Bulk priming is fairly simple. It is adding the priming sugar, dissolved in boiled water, to the bottling bucket. A calculator comes in handy. This is a good one, lists all the different types of sugars that can be used. Corn sugar and table sugar are the most commonly used. Easy to dissolve and form carbonation in less time than other sugars. Table sugar is also usually on hand and cheap.
http://www.northernbrewer.com/priming-sugar-calculator/
Enter your numbers at the top, look for the weight of sugar to use for the carbonation level chosen. Weighing the priming sugar is much more accurate than trying to use a volume measure.
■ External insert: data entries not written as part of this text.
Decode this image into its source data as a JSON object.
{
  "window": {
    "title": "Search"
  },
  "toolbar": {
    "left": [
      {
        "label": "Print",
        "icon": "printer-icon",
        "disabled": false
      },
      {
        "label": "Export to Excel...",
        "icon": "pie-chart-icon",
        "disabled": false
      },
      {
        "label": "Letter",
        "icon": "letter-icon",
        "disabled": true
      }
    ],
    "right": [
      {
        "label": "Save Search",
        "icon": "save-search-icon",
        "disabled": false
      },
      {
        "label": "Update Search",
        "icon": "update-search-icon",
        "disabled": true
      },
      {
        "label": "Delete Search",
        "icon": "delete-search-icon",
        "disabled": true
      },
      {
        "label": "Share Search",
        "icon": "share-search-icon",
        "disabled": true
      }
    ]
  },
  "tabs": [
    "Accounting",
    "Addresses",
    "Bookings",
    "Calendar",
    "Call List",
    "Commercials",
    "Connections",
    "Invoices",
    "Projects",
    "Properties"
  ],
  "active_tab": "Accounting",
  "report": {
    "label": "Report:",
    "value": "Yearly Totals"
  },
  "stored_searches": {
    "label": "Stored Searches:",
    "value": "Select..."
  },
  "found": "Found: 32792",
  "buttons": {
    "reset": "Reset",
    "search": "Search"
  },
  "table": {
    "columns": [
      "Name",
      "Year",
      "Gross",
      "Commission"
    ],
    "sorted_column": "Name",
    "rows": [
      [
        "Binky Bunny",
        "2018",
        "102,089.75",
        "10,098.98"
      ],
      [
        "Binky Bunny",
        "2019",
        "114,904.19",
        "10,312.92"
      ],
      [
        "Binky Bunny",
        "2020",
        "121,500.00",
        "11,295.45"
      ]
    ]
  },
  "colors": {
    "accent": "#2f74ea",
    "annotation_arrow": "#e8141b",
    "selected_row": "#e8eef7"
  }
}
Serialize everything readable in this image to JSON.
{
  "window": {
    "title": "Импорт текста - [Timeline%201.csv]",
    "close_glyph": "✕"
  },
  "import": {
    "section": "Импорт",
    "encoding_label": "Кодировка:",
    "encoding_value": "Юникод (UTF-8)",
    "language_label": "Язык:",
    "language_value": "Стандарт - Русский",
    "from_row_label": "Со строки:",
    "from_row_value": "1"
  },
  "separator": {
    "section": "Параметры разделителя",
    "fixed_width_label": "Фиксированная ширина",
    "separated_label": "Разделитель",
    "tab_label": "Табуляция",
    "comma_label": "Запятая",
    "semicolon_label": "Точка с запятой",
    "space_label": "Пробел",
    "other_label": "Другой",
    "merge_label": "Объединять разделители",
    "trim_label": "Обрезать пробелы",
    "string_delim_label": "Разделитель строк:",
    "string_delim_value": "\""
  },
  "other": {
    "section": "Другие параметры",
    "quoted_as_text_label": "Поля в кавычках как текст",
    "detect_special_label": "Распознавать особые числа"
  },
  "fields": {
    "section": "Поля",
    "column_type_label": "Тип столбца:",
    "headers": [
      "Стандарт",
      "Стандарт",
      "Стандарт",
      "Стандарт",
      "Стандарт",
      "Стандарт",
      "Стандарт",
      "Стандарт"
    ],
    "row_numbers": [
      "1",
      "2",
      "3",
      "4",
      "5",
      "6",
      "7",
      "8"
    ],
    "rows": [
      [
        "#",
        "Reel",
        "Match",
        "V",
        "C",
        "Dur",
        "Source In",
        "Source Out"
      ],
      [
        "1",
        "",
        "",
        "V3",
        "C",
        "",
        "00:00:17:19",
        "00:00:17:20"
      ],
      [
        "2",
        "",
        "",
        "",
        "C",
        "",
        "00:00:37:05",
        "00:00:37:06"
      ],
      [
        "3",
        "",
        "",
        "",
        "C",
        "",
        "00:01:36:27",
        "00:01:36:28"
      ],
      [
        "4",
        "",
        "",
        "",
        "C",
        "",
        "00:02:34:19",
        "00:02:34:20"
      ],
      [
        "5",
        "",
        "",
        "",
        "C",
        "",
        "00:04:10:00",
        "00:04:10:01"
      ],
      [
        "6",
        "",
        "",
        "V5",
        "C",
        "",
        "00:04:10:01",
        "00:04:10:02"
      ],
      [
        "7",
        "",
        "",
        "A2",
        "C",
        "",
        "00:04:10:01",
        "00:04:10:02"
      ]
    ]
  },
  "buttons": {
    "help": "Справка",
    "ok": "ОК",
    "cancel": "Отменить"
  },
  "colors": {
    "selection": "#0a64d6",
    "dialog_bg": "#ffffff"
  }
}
Temperature is the temperature the beer was held at after fermentation. Cold beer in a bucket or carboy will hold more CO2 in suspension than a warm beer, therefore a cold beer will need less priming sugar. Holding your beer for three weeks will allow almost all of the CO2 to dissipate. I usually just enter 68°F.
My procedure is:
Start the auto siphon, when one-third of the beer is in the bottling bucket, slowly add the priming solution. No splashing.
The siphon action will swirl the beer in the bucket, curled siphon tube laying on the bottom does this, to mix the priming solution with the beer.
As further insurance I will use a sanitized spoon to gently stir, no splashing or vortex, the beer to make sure the priming solution is evenly mixed.
Proceed to bottling.
My preferences:
2.0, or less, volumes of CO2 is fairly flat
2.2 to 2.4 stouts to amber ales
2.6 to 2.8 petite French saison, spritzy
2.8 to 3.0 Bavarian hefeweizen, highly carbed.